But tracking the complexities of the slow death of Peter McWilliams is as circuitous as trying to follow a thought after having smoked some serious bud. One's mind can wander hither and thither and completely forget what that original thought was at all. The truth is that Peter McWilliams did not die from choking on his own vomit, and yet this is the commonly accepted version. Furthermore, McWilliams did indeed initiate and pay for a major marijuana-growing scheme that he was not prepared to take the consequences for. Like a hero in classic Greek tragedy, he was at odds with two formidable enemies - and one of them was himself.
Peter McWilliams had a shock of curly hair, a vivacious smile, and a manic energy explainable, at least partly, by his self-acknowledged manic depression, which he treated with Hypericum (St. John's Wort). Like many manic depressives, when he was "up," he'd spit out another book or magazine article, read voraciously, chat endlessly. I witnessed McWilliams's loquacious charm, as well as his vindictive streak and unrealistic world view, during several interviews conducted from July 1997 through April 1998, and on one occasion was a lunch guest at his home. Many of his quotes in this article are culled from those interviews.

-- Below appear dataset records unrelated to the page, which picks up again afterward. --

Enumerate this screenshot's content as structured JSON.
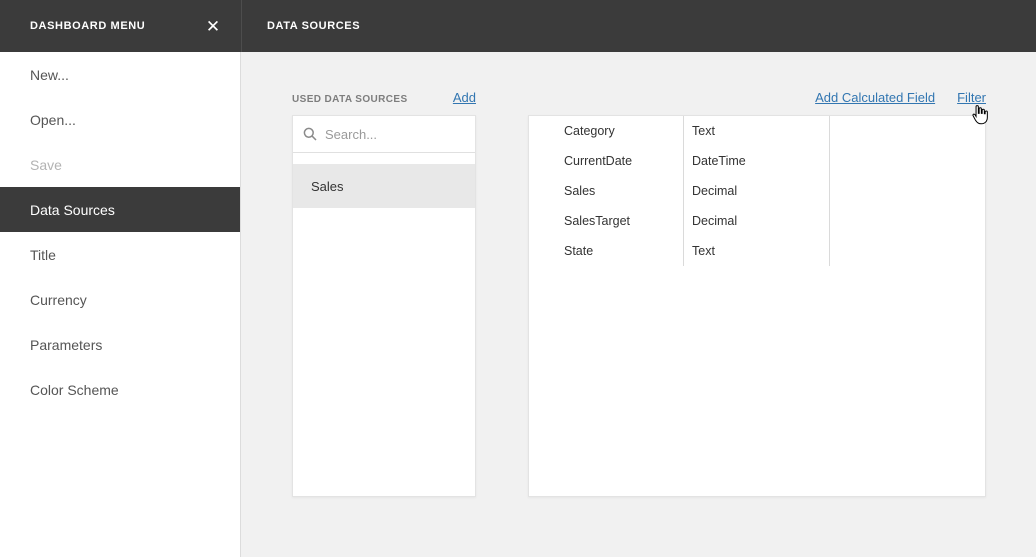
{
  "sidebar": {
    "title": "DASHBOARD MENU",
    "items": [
      {
        "label": "New...",
        "state": "normal"
      },
      {
        "label": "Open...",
        "state": "normal"
      },
      {
        "label": "Save",
        "state": "disabled"
      },
      {
        "label": "Data Sources",
        "state": "selected"
      },
      {
        "label": "Title",
        "state": "normal"
      },
      {
        "label": "Currency",
        "state": "normal"
      },
      {
        "label": "Parameters",
        "state": "normal"
      },
      {
        "label": "Color Scheme",
        "state": "normal"
      }
    ]
  },
  "header": {
    "title": "DATA SOURCES"
  },
  "used_sources": {
    "label": "USED DATA SOURCES",
    "add_label": "Add",
    "search_placeholder": "Search...",
    "items": [
      {
        "name": "Sales",
        "selected": true
      }
    ]
  },
  "fields_panel": {
    "add_calculated_field_label": "Add Calculated Field",
    "filter_label": "Filter",
    "fields": [
      {
        "name": "Category",
        "type": "Text"
      },
      {
        "name": "CurrentDate",
        "type": "DateTime"
      },
      {
        "name": "Sales",
        "type": "Decimal"
      },
      {
        "name": "SalesTarget",
        "type": "Decimal"
      },
      {
        "name": "State",
        "type": "Text"
      }
    ]
  },
  "colors": {
    "dark_header": "#3b3b3b",
    "selected_item_bg": "#3b3b3b",
    "link_blue": "#3276b1",
    "content_bg": "#f1f1f1",
    "selected_source_bg": "#e8e8e8"
  }
}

Born August 5, 1949, in Allen Park, Michigan, a suburb of Detroit, McWilliams came of age in the sixties. Gay, literate, and rebellious, he idolized both Yippie cofounder Paul Krassner ( who, having been editor of The Realist in the fifties, was later dubbed "the father of the underground press" ) and fellow Michiganite and White Panther chairman John Sinclair ( who in 1969 was dealt a nine-and-a-half-to ten-year sentence for giving an undercover narc two joints ). These counter-cultural legacies - iconoclastic self-publishing and pot-political POW - would resonate in the McWilliams story until the end.
In 1967, at the age of 17, McWilliams wrote a collection of poems titled Come Love With Me & Be My Life. He self-published it, as he would most of his prodigious output. It became a best-seller, and he was dubbed "the paperback Rod McKuen."
A restless polymath, McWilliams followed through on his initial success with such popular works as The TM Book ( 1975 ), on transcendental meditation ( he'd become a devotee of the Maharishi Mahesh Yogi ), and ( with two coauthors ) How to Survive the Loss of a Love ( 1976 ). Krassner explains McWilliams's motivation for the latter project: "He'd been hurt badly, and his instinct was to survive and then to share what he learned from his loss with others. Whatever he discovered, he wanted to share."
McWilliams later chose as his spiritual mentor California cult leader John-Roger, whose acolytes included Picasso biographer and conservative theorist Arianna Huffington. McWilliams and John-Roger cowrote Life 101: Everything We Wish We Had Learned About Life in School But Didn't ( 1991 ) and six other books, though McWilliams would later claim he himself was sole author of all the books.
After McWilliams broke with John-Roger in 1994, he publicly criticized Huffington's involvement with that erstwhile mentor, making available a video of Huffington allegedly dressed in a white robe being baptized in the Ganges by the guru. According to Krassner, when arch drug-warrior Democrat Dianne Feinstein subsequently defeated Michael Huffington in the 1994 California senatorial campaign, McWilliams fretted that his outing of the Republican candidate's wife as a cult member had contributed to her husband's loss.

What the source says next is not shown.